DEATH
CERTIFICATE
MINDA HICKS
Date: 31 March 1946
Cert: 10706
Place of Death: County: Floyd City or Town:
Garrett
Street No. or Location: (blank)
Length of stay in hospital or community: (blank)
Usual Residence of Deceased: State: Ky. County:
Floyd
City or Town: Garrett
Full Name: Minda HICKS
If Veteran Name War: (blank)
Social Security No.: (blank)
Sex, Color or Race, Marital Status: Female, White, Widowed
Husband or Wife of: Andy HICKS
Age of husband or wife if alive: (blank)
Birth date of deceased: unknown
Age: 76 years
Birthplace: Knott Co., Ky.
Occupation: (blank)
Industry or business: (blank)
Father Name: Fieldon COMBS
Father Birthplace: Knott Co., Ky.
Mother Maiden Name: Cythea Ann COMBS
Mother Birthplace: Knott Co., Ky.
Informant: Alice RITCHER, Garrett, Ky.
Burial Place: Garrett, Ky.
Date: 02 April 1946
Signature of funeral director: G. D. Ryan, Martin, Ky.
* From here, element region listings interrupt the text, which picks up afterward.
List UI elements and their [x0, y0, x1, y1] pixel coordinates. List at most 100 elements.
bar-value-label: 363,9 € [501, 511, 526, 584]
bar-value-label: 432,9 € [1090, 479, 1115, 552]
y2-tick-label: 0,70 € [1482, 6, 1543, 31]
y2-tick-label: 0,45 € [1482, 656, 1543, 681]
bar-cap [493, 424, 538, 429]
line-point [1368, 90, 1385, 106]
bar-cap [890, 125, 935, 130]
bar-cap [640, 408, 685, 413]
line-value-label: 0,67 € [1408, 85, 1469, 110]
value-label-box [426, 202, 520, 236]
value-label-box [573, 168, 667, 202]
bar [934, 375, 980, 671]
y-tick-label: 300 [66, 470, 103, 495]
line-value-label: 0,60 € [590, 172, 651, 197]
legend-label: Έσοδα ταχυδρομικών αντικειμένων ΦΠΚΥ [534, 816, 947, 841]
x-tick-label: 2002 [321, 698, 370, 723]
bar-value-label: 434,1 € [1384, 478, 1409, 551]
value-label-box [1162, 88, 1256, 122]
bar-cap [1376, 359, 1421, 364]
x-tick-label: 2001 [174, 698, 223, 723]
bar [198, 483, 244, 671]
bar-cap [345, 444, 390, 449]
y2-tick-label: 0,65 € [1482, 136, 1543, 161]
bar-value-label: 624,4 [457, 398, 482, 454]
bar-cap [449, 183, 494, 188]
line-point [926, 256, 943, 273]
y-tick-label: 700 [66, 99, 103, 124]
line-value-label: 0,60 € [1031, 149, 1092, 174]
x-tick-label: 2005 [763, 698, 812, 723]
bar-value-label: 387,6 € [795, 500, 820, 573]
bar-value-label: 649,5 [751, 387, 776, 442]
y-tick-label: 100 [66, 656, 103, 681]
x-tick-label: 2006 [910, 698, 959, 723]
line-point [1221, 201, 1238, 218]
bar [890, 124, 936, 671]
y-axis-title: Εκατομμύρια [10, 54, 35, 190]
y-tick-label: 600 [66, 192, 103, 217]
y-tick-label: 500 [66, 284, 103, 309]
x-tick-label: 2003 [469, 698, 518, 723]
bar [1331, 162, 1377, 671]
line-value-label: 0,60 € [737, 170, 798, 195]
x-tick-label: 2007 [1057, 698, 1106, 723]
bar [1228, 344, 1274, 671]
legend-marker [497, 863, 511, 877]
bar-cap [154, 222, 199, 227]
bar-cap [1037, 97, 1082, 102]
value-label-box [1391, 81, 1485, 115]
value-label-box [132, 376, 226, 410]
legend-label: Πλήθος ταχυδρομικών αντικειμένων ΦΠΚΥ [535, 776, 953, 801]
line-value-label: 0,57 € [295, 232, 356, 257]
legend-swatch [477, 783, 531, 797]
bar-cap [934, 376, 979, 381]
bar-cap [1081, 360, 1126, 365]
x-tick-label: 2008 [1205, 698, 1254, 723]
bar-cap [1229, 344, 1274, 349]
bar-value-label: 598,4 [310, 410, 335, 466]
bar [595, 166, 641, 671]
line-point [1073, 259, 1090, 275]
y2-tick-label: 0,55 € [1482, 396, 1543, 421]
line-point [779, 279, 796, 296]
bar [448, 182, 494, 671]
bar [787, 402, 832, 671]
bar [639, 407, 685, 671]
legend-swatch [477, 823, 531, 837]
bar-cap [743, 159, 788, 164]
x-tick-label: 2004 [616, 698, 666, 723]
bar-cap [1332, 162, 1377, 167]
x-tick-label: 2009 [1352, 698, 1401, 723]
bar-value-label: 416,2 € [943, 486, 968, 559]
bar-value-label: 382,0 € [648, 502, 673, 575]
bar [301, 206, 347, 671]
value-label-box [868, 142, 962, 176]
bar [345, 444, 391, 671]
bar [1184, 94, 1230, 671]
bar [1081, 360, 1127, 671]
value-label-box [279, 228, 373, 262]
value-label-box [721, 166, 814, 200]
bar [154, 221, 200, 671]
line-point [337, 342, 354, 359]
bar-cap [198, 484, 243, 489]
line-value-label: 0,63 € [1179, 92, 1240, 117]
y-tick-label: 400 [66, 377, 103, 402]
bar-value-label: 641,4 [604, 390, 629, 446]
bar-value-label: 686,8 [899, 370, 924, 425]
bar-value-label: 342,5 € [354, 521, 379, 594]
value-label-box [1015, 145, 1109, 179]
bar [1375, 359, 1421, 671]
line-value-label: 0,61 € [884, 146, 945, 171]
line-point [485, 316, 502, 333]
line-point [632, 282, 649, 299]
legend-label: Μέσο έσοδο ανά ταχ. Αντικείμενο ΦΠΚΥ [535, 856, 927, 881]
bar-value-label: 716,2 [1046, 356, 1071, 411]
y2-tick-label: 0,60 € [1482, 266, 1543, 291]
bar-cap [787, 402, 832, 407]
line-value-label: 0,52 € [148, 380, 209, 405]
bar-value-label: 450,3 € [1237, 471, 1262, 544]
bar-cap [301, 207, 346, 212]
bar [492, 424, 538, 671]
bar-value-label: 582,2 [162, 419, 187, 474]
Date received by local registrar: 07 May 1947
Registrar's Signature: Lucy Ransdell
Date of Death: 31 March 1946
I hereby certify that I attended deceased from (blank) to
(blank), that I last saw him alive on (blank), and that death
occurred on the date stated above at 11:00 p.m.
Immediate cause of death: (blank)
Duration: (blank)
Due to: Toxemia Pneumonia lobar
Major findings of operations: (blank)
Accident, suicide, or homicide: (blank)
Date of occurrence: (blank)
Where did injury occur: (blank)
While at work: (blank)
Means of injury: (blank)
Signature & Address: C. L. Allen, M.D., Martin, Ky.